Expectations. What we want to happen. What we hope will happen.

Except things rarely turn exactly as we expect.

Again today, I met with several elderly widows in a nearby retirement community who wanted to hear more about my three years on a sailboat, a story I told in Sailing Down the Moonbeam.

Today’s topic was expectations—the fact that nothing on a sailboat ever goes according to plan. You can’t control the wind or the currents, so you have to live in the moment. Buddhists call it “mindfulness.”

I struggled as I drew up the agenda for the day. I already knew that each of the women had done something quite extraordinary with her life. What insights did my sailing adventure offer that they didn’t already know?
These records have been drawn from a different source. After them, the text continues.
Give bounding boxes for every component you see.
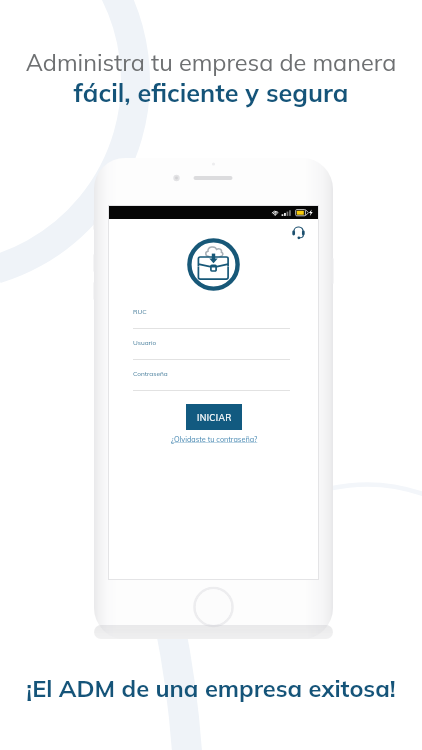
staticText: Administra tu empresa de manera — [0, 47, 422, 76]
staticText: Usuario — [133, 338, 157, 346]
button[interactable]: ¿Olvidaste tu contraseña? — [171, 435, 258, 444]
staticText: Contraseña — [133, 369, 168, 377]
button[interactable]: Usuario — [133, 337, 290, 368]
button[interactable]: Contraseña — [133, 368, 290, 399]
staticText: fácil, eficiente y segura — [0, 77, 422, 109]
button[interactable]: RUC — [133, 306, 290, 337]
staticText: ¡El ADM de una empresa exitosa! — [0, 673, 422, 703]
button[interactable]: Soporte — [292, 226, 305, 239]
button[interactable]: INICIAR — [186, 404, 242, 430]
staticText: INICIAR — [197, 412, 232, 423]
staticText: RUC — [133, 307, 147, 315]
I needn’t have worried. When I mentioned mindfulness and the related Buddhist notion that suffering is a consequence of desire—of wanting something you don’t have, of wanting to hang on to something you once had—it struck a chord. The hour flew by, as they shared their experiences of dealing with change in their own lives.

We never got around to my agenda. They were learning from each other. And once again, I was learning from them.

That was mindfulness in action.


  1. This is one of the reasons I love my day job, Mary.
    I work with elderly women most of whom are on Hospice
    I learn so much from them. One of the most valuable things I’ve learned is to value and preserve precious memories.

    • Doreen. Thanks for the lovely thought … and for delving so far back into the archived blogs! We can always learn from other people, even when (in theory) we are supposed to be teaching!

  2. Elaine Moxon says


    What a beautiful story. Nothing can replace wisdom. No research texts can compare to first hand memories. I can empathise with your experience, having given a couple of talks on history, relating to my novels. I too worried what to share that might inform my audience. In the end it was the open discussion at the end, and after talk drinks where I learned some interesting things from my audience. It was humbling and uplifting.

    • Mary Gottschalk says

      Thanks Elaine. I agree that the best part of book groups and readings is the discussion that follows … in part what I as a human being learn from other’s experiences, in part the pleasure that I as an author or teacher get in realizing that my words or ideas have been able to touch something significant in my readers or students.
      Thanks for stopping by … I’ll check out your website!